Once upon a time, their was a person; a person who went through many hardships. This story is probably familiar to many of us, and may of us have probably given up hope on things getting better. I disagree with this belief. I believe that humans are generally good, and that we should have faith in humanity altogether. When asked how I came to this belief; my answer is simple. The miracles I’ve witnessed in my life. No, I haven’t seen the savior, and no, the world is not a utopia. This is not an excuse that people should give themselves. Humans must remember the simple things in life; the little things that can make you smile.
As a young girl, I grew up with the stories of Cinderella, Jasmine, Aurora, and others. I’m sure almost everyone has heard these stories; so, everyone remembers how the stories started with a terrible thing happening to the princess. She trudged through, usually with the help of her friends, whether they be birds, mice, tiger, fairies, or some other creature. Each princess believed that a new day would come for them. This belief was introduced to me; the belief in little miracles, and the belief that every story ends with a beautiful kiss.
What the stories never did say was if there were ever false kisses.
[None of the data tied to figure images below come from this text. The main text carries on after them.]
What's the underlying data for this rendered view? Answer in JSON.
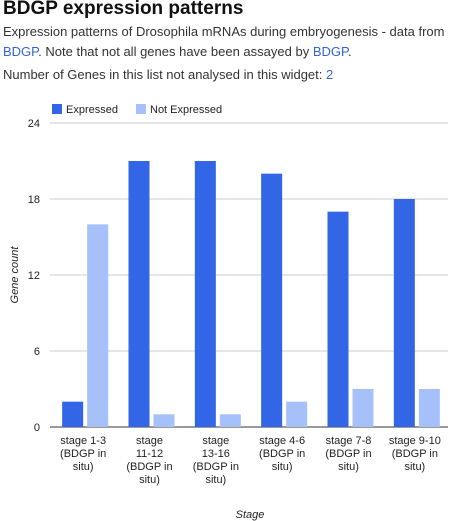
{
  "header": {
    "title": "BDGP expression patterns",
    "description_pre": "Expression patterns of Drosophila mRNAs during embryogenesis - data from ",
    "description_link1": "BDGP",
    "description_mid": ". Note that not all genes have been assayed by ",
    "description_link2": "BDGP",
    "description_post": ".",
    "not_analysed_label": "Number of Genes in this list not analysed in this widget: ",
    "not_analysed_count": "2"
  },
  "colors": {
    "expressed": "#3366e6",
    "not_expressed": "#a6c0fa",
    "axis_text": "#222222",
    "grid": "#cccccc"
  },
  "chart_data": {
    "type": "bar",
    "title": "",
    "xlabel": "Stage",
    "ylabel": "Gene count",
    "ylim": [
      0,
      24
    ],
    "yticks": [
      0,
      6,
      12,
      18,
      24
    ],
    "legend_position": "top-left",
    "grid": true,
    "categories": [
      [
        "stage 1-3",
        "(BDGP in",
        "situ)"
      ],
      [
        "stage",
        "11-12",
        "(BDGP in",
        "situ)"
      ],
      [
        "stage",
        "13-16",
        "(BDGP in",
        "situ)"
      ],
      [
        "stage 4-6",
        "(BDGP in",
        "situ)"
      ],
      [
        "stage 7-8",
        "(BDGP in",
        "situ)"
      ],
      [
        "stage 9-10",
        "(BDGP in",
        "situ)"
      ]
    ],
    "series": [
      {
        "name": "Expressed",
        "values": [
          2,
          21,
          21,
          20,
          17,
          18
        ]
      },
      {
        "name": "Not Expressed",
        "values": [
          16,
          1,
          1,
          2,
          3,
          3
        ]
      }
    ]
  }
}
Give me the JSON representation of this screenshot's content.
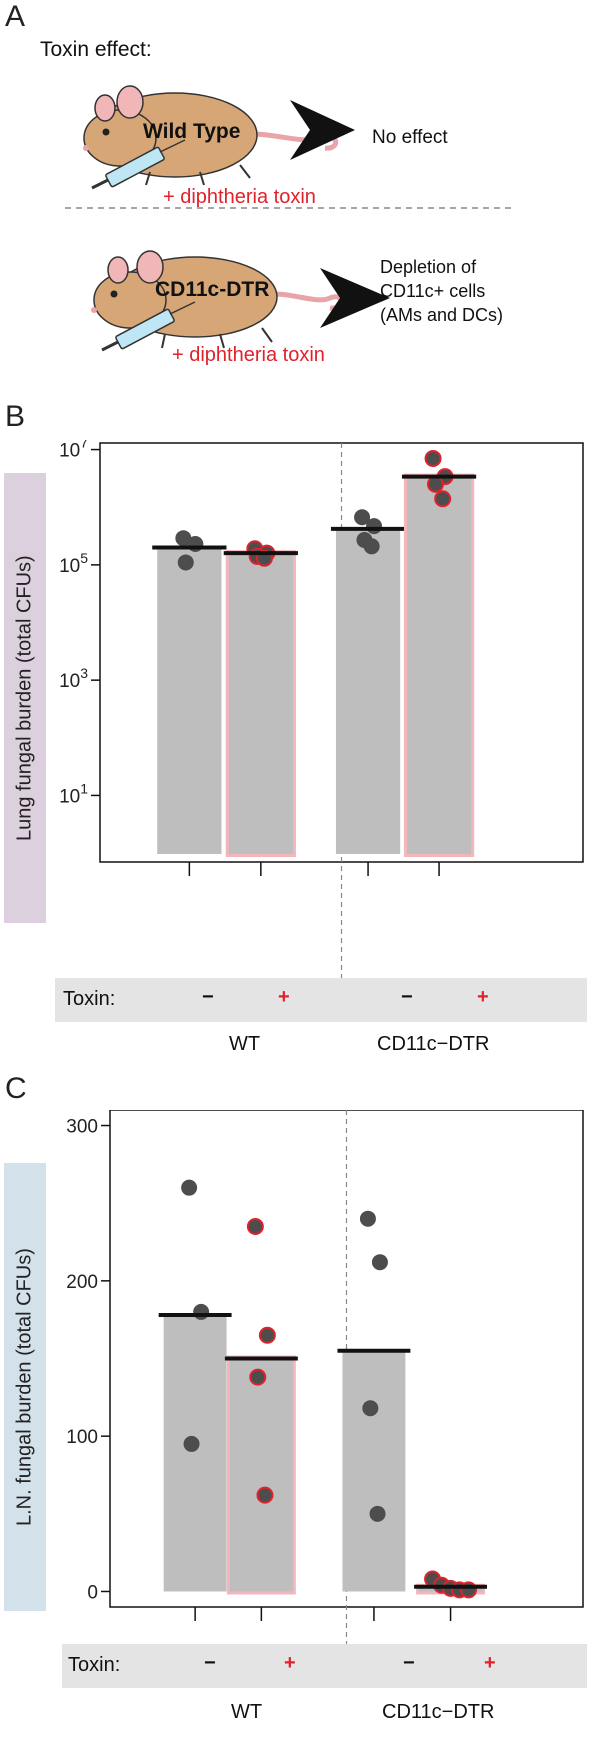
{
  "panelA": {
    "letter": "A",
    "heading": "Toxin effect:",
    "mouse1_label": "Wild Type",
    "mouse1_result": "No effect",
    "mouse1_treatment": "+ diphtheria toxin",
    "mouse2_label": "CD11c-DTR",
    "mouse2_result_lines": [
      "Depletion of",
      "CD11c+ cells",
      "(AMs and DCs)"
    ],
    "mouse2_treatment": "+ diphtheria toxin"
  },
  "panelB": {
    "letter": "B"
  },
  "panelC": {
    "letter": "C"
  },
  "colors": {
    "bar": "#bebebe",
    "toxin_outline": "#f3b6bb",
    "point": "#4d4d4d",
    "point_edge_toxin": "#e0222b",
    "mean": "#111111",
    "strip": "#e4e4e4"
  },
  "chart_data": [
    {
      "type": "bar",
      "scale": "log10",
      "ylabel": "Lung fungal burden (total CFUs)",
      "ylim": [
        0.7,
        13000000.0
      ],
      "yticks": [
        10,
        1000,
        100000,
        10000000
      ],
      "ytick_labels": [
        {
          "base": "10",
          "exp": "1"
        },
        {
          "base": "10",
          "exp": "3"
        },
        {
          "base": "10",
          "exp": "5"
        },
        {
          "base": "10",
          "exp": "7"
        }
      ],
      "toxin_label": "Toxin:",
      "group_labels": [
        "WT",
        "CD11c−DTR"
      ],
      "toxin_signs": [
        "−",
        "+",
        "−",
        "+"
      ],
      "bars": [
        {
          "group": "WT",
          "toxin": "−",
          "value": 200000,
          "points": [
            290000,
            230000,
            110000
          ]
        },
        {
          "group": "WT",
          "toxin": "+",
          "value": 160000,
          "points": [
            190000,
            160000,
            140000,
            130000
          ]
        },
        {
          "group": "CD11c−DTR",
          "toxin": "−",
          "value": 420000,
          "points": [
            670000,
            470000,
            270000,
            210000
          ]
        },
        {
          "group": "CD11c−DTR",
          "toxin": "+",
          "value": 3400000,
          "points": [
            7000000,
            3400000,
            2500000,
            1400000
          ]
        }
      ]
    },
    {
      "type": "bar",
      "scale": "linear",
      "ylabel": "L.N. fungal burden (total CFUs)",
      "ylim": [
        -10,
        310
      ],
      "yticks": [
        0,
        100,
        200,
        300
      ],
      "ytick_labels": [
        "0",
        "100",
        "200",
        "300"
      ],
      "toxin_label": "Toxin:",
      "group_labels": [
        "WT",
        "CD11c−DTR"
      ],
      "toxin_signs": [
        "−",
        "+",
        "−",
        "+"
      ],
      "bars": [
        {
          "group": "WT",
          "toxin": "−",
          "value": 178,
          "points": [
            260,
            180,
            95
          ]
        },
        {
          "group": "WT",
          "toxin": "+",
          "value": 150,
          "points": [
            235,
            165,
            138,
            62
          ]
        },
        {
          "group": "CD11c−DTR",
          "toxin": "−",
          "value": 155,
          "points": [
            240,
            212,
            118,
            50
          ]
        },
        {
          "group": "CD11c−DTR",
          "toxin": "+",
          "value": 3,
          "points": [
            8,
            4,
            2,
            1,
            1
          ]
        }
      ]
    }
  ]
}
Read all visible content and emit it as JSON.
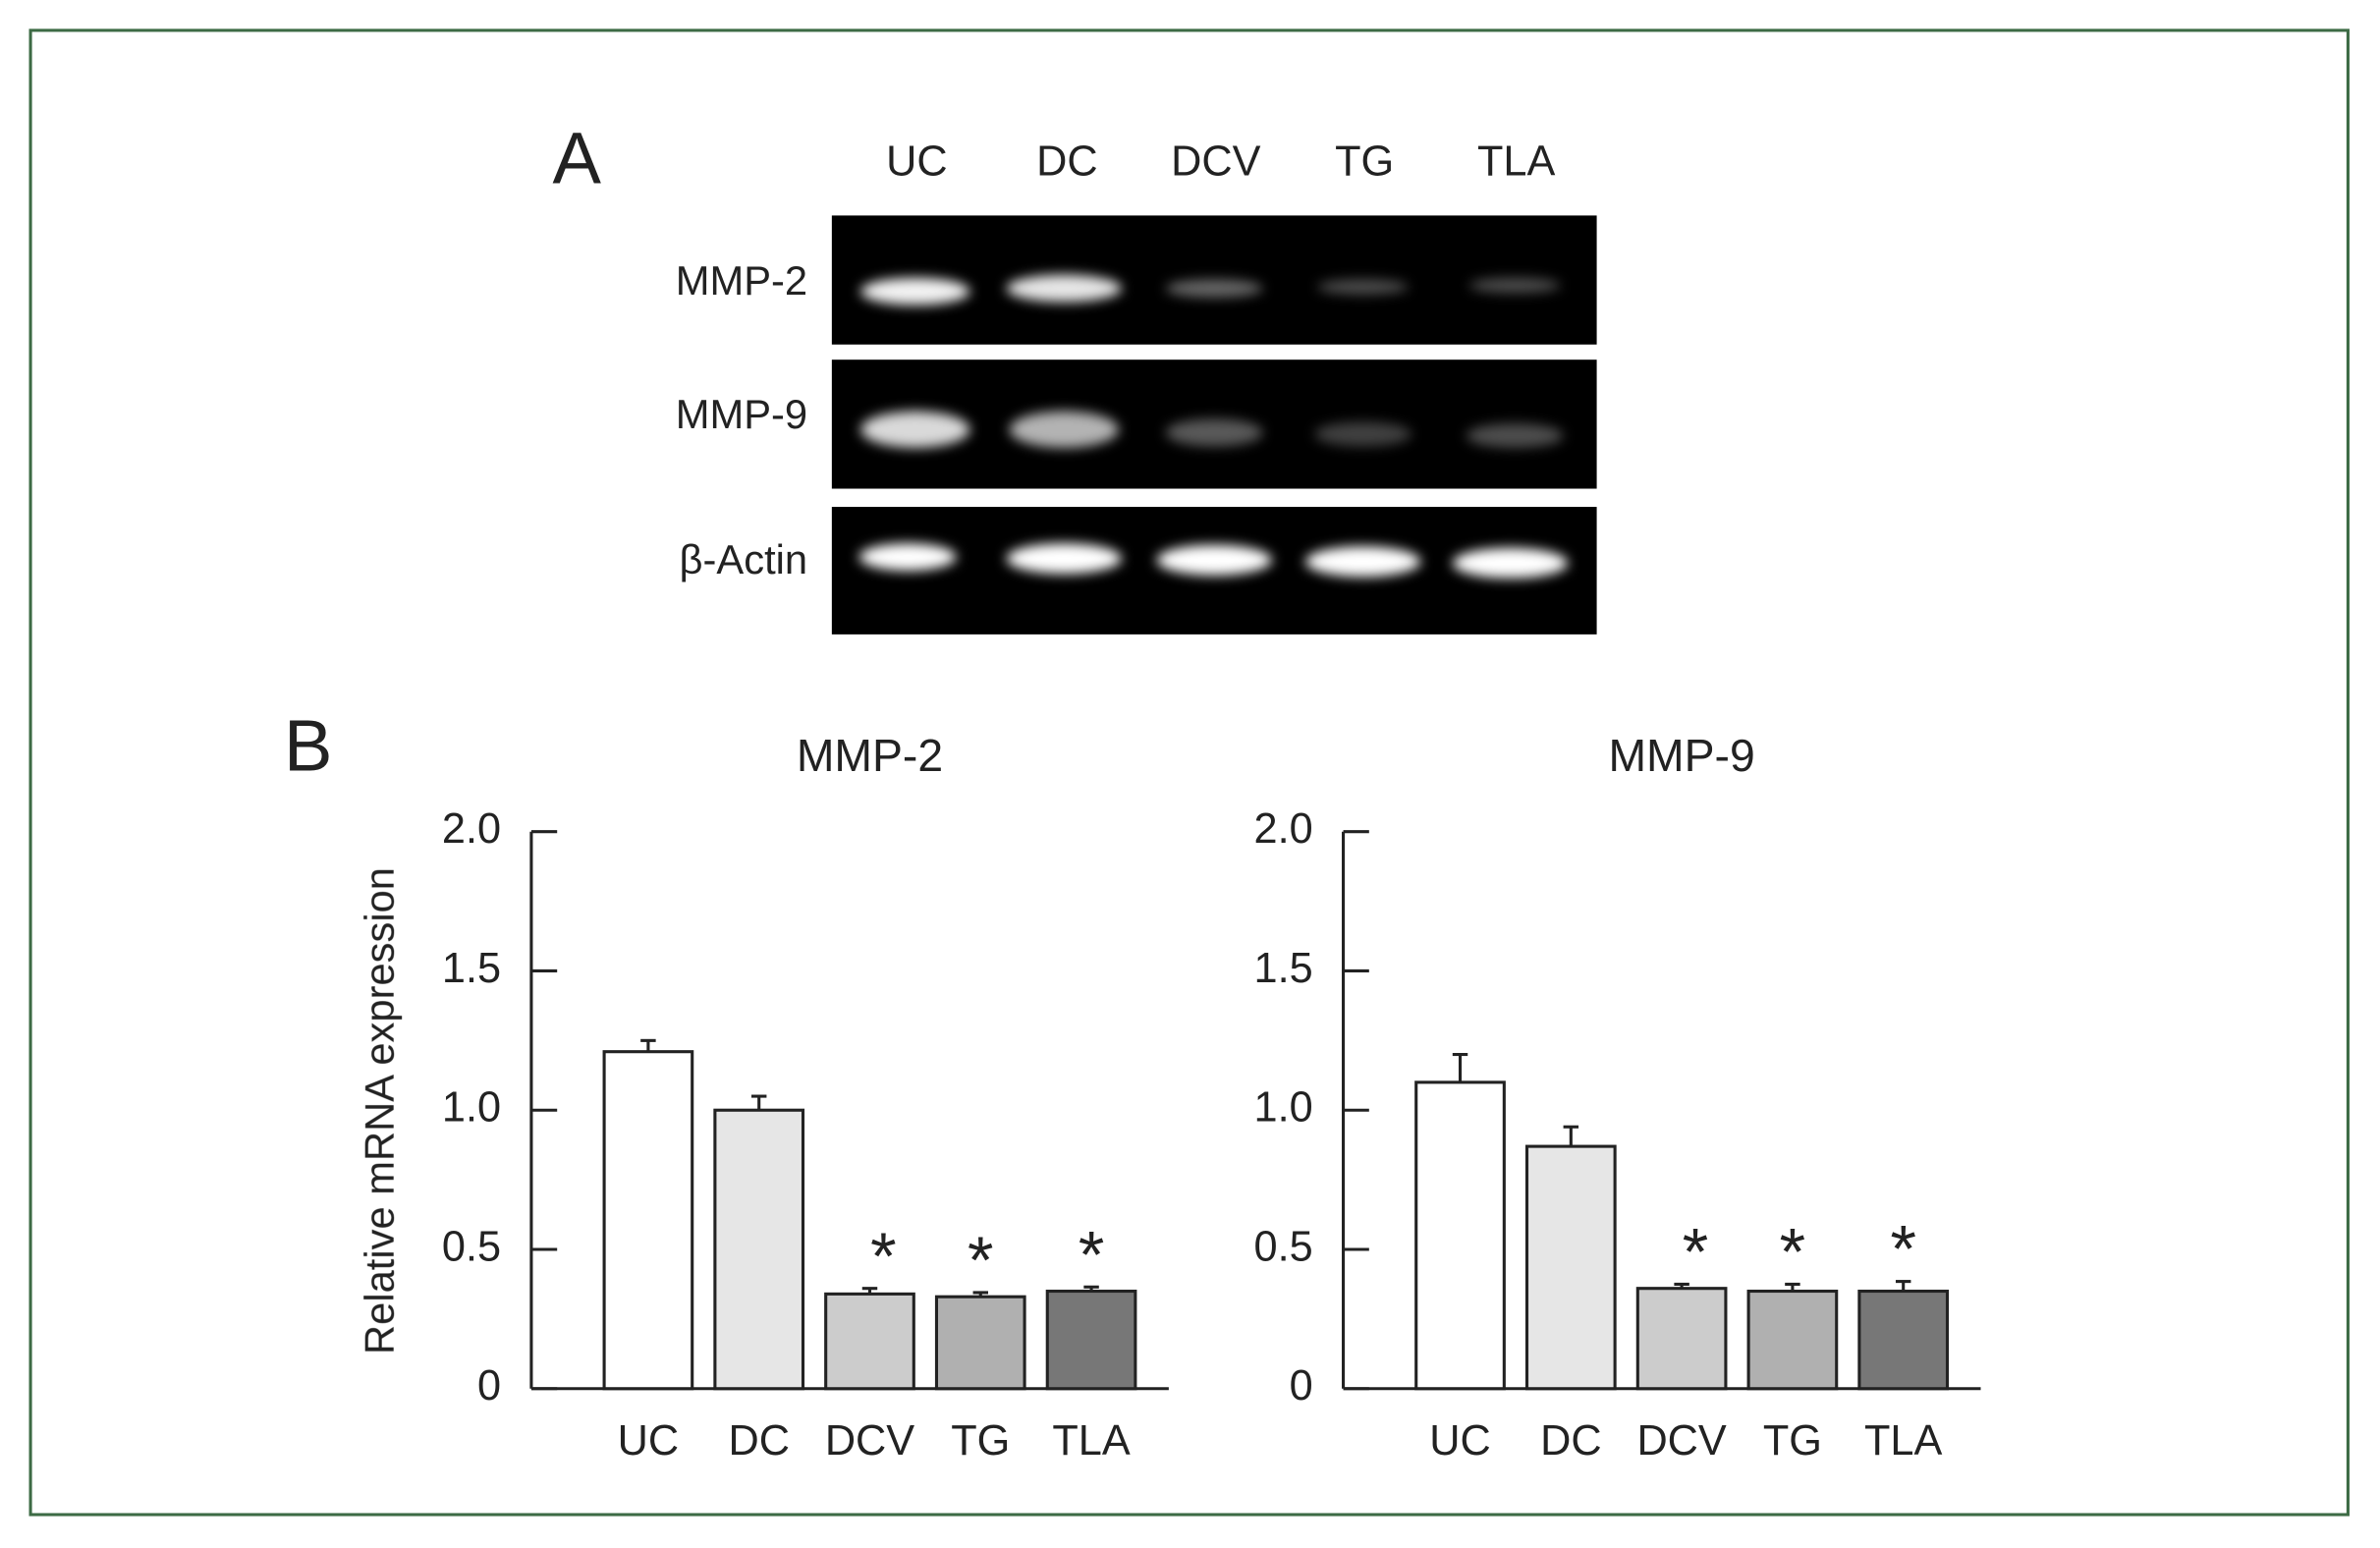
{
  "panel_a": {
    "label": "A",
    "lanes": [
      "UC",
      "DC",
      "DCV",
      "TG",
      "TLA"
    ],
    "rows": [
      "MMP-2",
      "MMP-9",
      "β-Actin"
    ]
  },
  "panel_b_label": "B",
  "chart_data": [
    {
      "type": "bar",
      "title": "MMP-2",
      "ylabel": "Relative mRNA expression",
      "categories": [
        "UC",
        "DC",
        "DCV",
        "TG",
        "TLA"
      ],
      "values": [
        1.21,
        1.0,
        0.34,
        0.33,
        0.35
      ],
      "errors": [
        0.04,
        0.05,
        0.02,
        0.015,
        0.015
      ],
      "colors": [
        "#ffffff",
        "#e6e6e6",
        "#cccccc",
        "#b0b0b0",
        "#777777"
      ],
      "ylim": [
        0,
        2
      ],
      "yticks": [
        0,
        0.5,
        {
          "value": 1,
          "label": "1.0"
        },
        1.5,
        {
          "value": 2,
          "label": "2.0"
        }
      ],
      "annotations": [
        {
          "x": "DCV",
          "text": "*"
        },
        {
          "x": "TG",
          "text": "*"
        },
        {
          "x": "TLA",
          "text": "*"
        }
      ]
    },
    {
      "type": "bar",
      "title": "MMP-9",
      "categories": [
        "UC",
        "DC",
        "DCV",
        "TG",
        "TLA"
      ],
      "values": [
        1.1,
        0.87,
        0.36,
        0.35,
        0.35
      ],
      "errors": [
        0.1,
        0.07,
        0.015,
        0.025,
        0.035
      ],
      "colors": [
        "#ffffff",
        "#e6e6e6",
        "#cccccc",
        "#b0b0b0",
        "#777777"
      ],
      "ylim": [
        0,
        2
      ],
      "yticks": [
        0,
        0.5,
        {
          "value": 1,
          "label": "1.0"
        },
        1.5,
        {
          "value": 2,
          "label": "2.0"
        }
      ],
      "annotations": [
        {
          "x": "DCV",
          "text": "*"
        },
        {
          "x": "TG",
          "text": "*"
        },
        {
          "x": "TLA",
          "text": "*"
        }
      ]
    }
  ]
}
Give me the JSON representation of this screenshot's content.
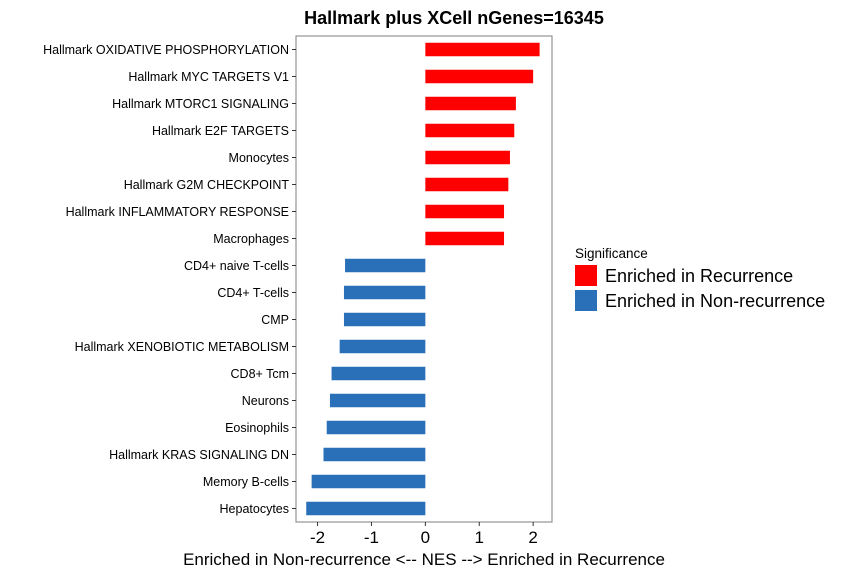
{
  "chart_data": {
    "type": "bar",
    "orientation": "horizontal",
    "title": "Hallmark plus XCell nGenes=16345",
    "xlabel": "Enriched in Non-recurrence <-- NES --> Enriched in Recurrence",
    "ylabel": "",
    "xlim": [
      -2.4,
      2.35
    ],
    "xticks": [
      -2,
      -1,
      0,
      1,
      2
    ],
    "xtick_labels": [
      "-2",
      "-1",
      "0",
      "1",
      "2"
    ],
    "grid": false,
    "legend_position": "right",
    "legend": {
      "title": "Significance",
      "entries": [
        {
          "label": "Enriched in Recurrence",
          "color": "#ff0000"
        },
        {
          "label": "Enriched in Non-recurrence",
          "color": "#2a70b8"
        }
      ]
    },
    "categories": [
      "Hallmark OXIDATIVE PHOSPHORYLATION",
      "Hallmark MYC TARGETS V1",
      "Hallmark MTORC1 SIGNALING",
      "Hallmark E2F TARGETS",
      "Monocytes",
      "Hallmark G2M CHECKPOINT",
      "Hallmark INFLAMMATORY RESPONSE",
      "Macrophages",
      "CD4+ naive T-cells",
      "CD4+ T-cells",
      "CMP",
      "Hallmark XENOBIOTIC METABOLISM",
      "CD8+ Tcm",
      "Neurons",
      "Eosinophils",
      "Hallmark KRAS SIGNALING DN",
      "Memory B-cells",
      "Hepatocytes"
    ],
    "values": [
      2.12,
      2.0,
      1.68,
      1.65,
      1.57,
      1.54,
      1.46,
      1.46,
      -1.49,
      -1.51,
      -1.51,
      -1.59,
      -1.74,
      -1.77,
      -1.83,
      -1.89,
      -2.11,
      -2.21
    ],
    "groups": [
      "Enriched in Recurrence",
      "Enriched in Recurrence",
      "Enriched in Recurrence",
      "Enriched in Recurrence",
      "Enriched in Recurrence",
      "Enriched in Recurrence",
      "Enriched in Recurrence",
      "Enriched in Recurrence",
      "Enriched in Non-recurrence",
      "Enriched in Non-recurrence",
      "Enriched in Non-recurrence",
      "Enriched in Non-recurrence",
      "Enriched in Non-recurrence",
      "Enriched in Non-recurrence",
      "Enriched in Non-recurrence",
      "Enriched in Non-recurrence",
      "Enriched in Non-recurrence",
      "Enriched in Non-recurrence"
    ]
  }
}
Did these princesses ever find a prince charming that was really a frog? Did someone come along, giving them false kisses, false hopes? I may not be a princess but their have been times like this. Once in fifth grade I had a best friend. Her name was Natalie. Even though I’d been going to this school since third grade; I still felt like the new girl. Natalie was the first person I felt comfortable enough to tell her secrets about myself. For the first part of the year we were inseparable, but when
second quarter came I called her to see if she wanted to do anything over the long weekend. She said no and then said,
“I think we should be friends with different people.” Natalie knew that moment would end our friendship, for the spite in her voice was clear, but what she didn’t know is that is would also break me down to tears. At that moment I had given a kiss to that prince charming and turned him into a frog. I was down spiraling; I believed that every prince in my life was like that, that all humans were like Natalie. In that moment, Natalie was a frog in my life.
A few weeks later, I pulled down the old stories of Belle, Snow White, and Ariel. I saw that in all their stories the hardest part was right before that perfect kiss. Looking back I can see that Natalie was one person, and I couldn’t judge all people based on her; like I couldn’t judge all prince charmings after that one frog. He was fake, but somewhere their has to be a true one.
I have a two-year-old cousin, who is battling cancer. She is still as happy and giggly as any baby would be. I have a little brother and a little sister. Both of whom think that the hardest part of school is the addition or multiplication problems; then bulge their eyes out when I solve a algebraic system. I am alive. That is a miracle no one should every forget. I have my family and my friends. Life is not a bed of roses, but you must remember to have faith in humanity. As said by Simon Birch,
“Faith is not a floor plan.”
Be careful not to confuse believing with faith. Both are needed for true faith, but true faith also includes believing in something when it is hard to do.Their have been many times in my life when I have had to learn this lesson, and I still am, but I know someday I’ll find my prince charmings. When that day comes I’ll know the perfect kiss. Until then I wish you all the very best, and when humanity does come through; I’m sure will all live happily ever after.